On Sun, May 8, 2016 7:55 pm, John R Pierce wrote:> On 5/8/2016 5:31 PM, Digimer wrote: >> "Hardware RAID" can very well include a controller with dedicated parity >> processing, battery/flash backed write caching and other tangible >> benefits. > > Yes, battery/flash write-back cache provides some performance benefit in > write intensive workloads. but all that parity processing? your > x86_64 server processor is far faster than the typical few 100Mhz > MIPS/ARM sort of CPU they embed on those controllers, and can easily > keep up in realtime, and I'd far rather have the OS native volume > manager open source managing the physical volumes than some black box > firmware. >John, if you want to have discussion of benefits of Linux software RAID vs hardware RAID cards, could you start new thread dedicated for that. That topic is interesting, and may help some folks in their decisions, and I may add some arguments/thoughts to that discussion on one of the sides, or on both. Or maybe not, as I did it already in similar discussion on this same list a year or two ago. Can we leave this thread just to thoughts I solicited about which of hardware RAID card manufacturers will still exists in close future. Thanks for your consideration. Valeri> john r pierce, recycling bits in santa cruz > > _______________________________________________ > CentOS mailing list > CentOS at centos.org > https://lists.centos.org/mailman/listinfo/centos >++++++++++++++++++++++++++++++++++++++++ Valeri Galtsev Sr System Administrator Department of Astronomy and Astrophysics Kavli Institute for Cosmological Physics University of Chicago Phone: 773-702-4247 ++++++++++++++++++++++++++++++++++++++++
On 5/8/2016 6:10 PM, Valeri Galtsev wrote:> Can we leave this thread just to thoughts I > solicited about which of hardware RAID card manufacturers will still > exists in close future.predicting the future? yeah, well. there are really only two choices today, Adaptec and Avago (formerly LSI, they also control the former Areca product line). I've not been very happy with the level of support Avago is offeriong for older products, and I've *never* liked Adaptec. Whoops, Avago is now Broadcom, a company I like even less for broken closed source firmware and total lack of hardware documentation. There's a pile of 2nd tier players like Promise, and so forth, I won't touch these with a 10 foot pole. -- john r pierce, recycling bits in santa cruz
On Sun, May 8, 2016 8:20 pm, John R Pierce wrote:> On 5/8/2016 6:10 PM, Valeri Galtsev wrote: >> Can we leave this thread just to thoughts I >> solicited about which of hardware RAID card manufacturers will still >> exists in close future. > > > predicting the future? yeah, well. > > > there are really only two choices today, Adaptec and Avago (formerly > LSI, they also control the former Areca product line).
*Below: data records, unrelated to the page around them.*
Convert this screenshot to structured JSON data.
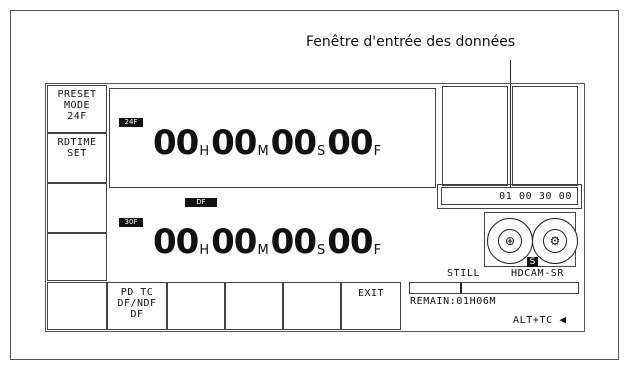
{
  "callout": {
    "label": "Fenêtre d'entrée des données"
  },
  "left_panel": {
    "preset_mode": [
      "PRESET",
      "MODE",
      "24F"
    ],
    "rdtime_set": [
      "RDTIME",
      "SET"
    ]
  },
  "timecode_top": {
    "badge": "24F",
    "hours": "00",
    "minutes": "00",
    "seconds": "00",
    "frames": "00",
    "unit_h": "H",
    "unit_m": "M",
    "unit_s": "S",
    "unit_f": "F"
  },
  "timecode_bottom": {
    "df_badge": "DF",
    "badge": "30F",
    "hours": "00",
    "minutes": "00",
    "seconds": "00",
    "frames": "00",
    "unit_h": "H",
    "unit_m": "M",
    "unit_s": "S",
    "unit_f": "F"
  },
  "data_entry": {
    "value": "01 00 30 00"
  },
  "tape_status": {
    "indicator": "S",
    "mode": "STILL",
    "format": "HDCAM-SR",
    "remaining": "REMAIN:01H06M",
    "alt_tc": "ALT+TC"
  },
  "remain_progress": 0.3,
  "icons": {
    "reel_left": "reel-plus-icon",
    "reel_right": "reel-gear-icon",
    "arrow": "arrow-left-icon"
  },
  "function_keys": {
    "pd_tc": [
      "PD TC",
      "DF/NDF",
      "DF"
    ],
    "exit": "EXIT"
  }
}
I've not been > very happy with the level of support Avago is offeriong for older > products, and I've *never* liked Adaptec. Whoops, Avago is now Broadcom, > a company I like even less for broken closed source firmware and total > lack of hardware documentation. > > There's a pile of 2nd tier players like Promise, and so forth, I won't > touch these with a 10 foot pole. >John, thanks for your insights! I could not even imagine that my feelings would be the same about virtually everything... (and this pessimism prompted me to ask others, but I still hope to hear something optimistic). Anybody else, anything..? Valeri ++++++++++++++++++++++++++++++++++++++++ Valeri Galtsev Sr System Administrator Department of Astronomy and Astrophysics Kavli Institute for Cosmological Physics University of Chicago Phone: 773-702-4247 ++++++++++++++++++++++++++++++++++++++++
On 05/08/2016 06:20 PM, John R Pierce wrote:> there are really only two choices today, Adaptec and Avago (formerly > LSI, they also control the former Areca product line).I don't believe that is correct. LSI acquired 3ware, and Avago acquired LSI. So, Avago owns the 3ware and LSI technology, but Adaptec and Areca are still competitors.> Whoops, Avago is now Broadcom, a company I like even less for broken > closed source firmware and total lack of hardware documentation.If it makes you feel any better, Avago acquired Broadcom, not the other way around. I would expect Avago's culture to be the dominant one, and watch for changes in Broadcom's firmware and documentation practices.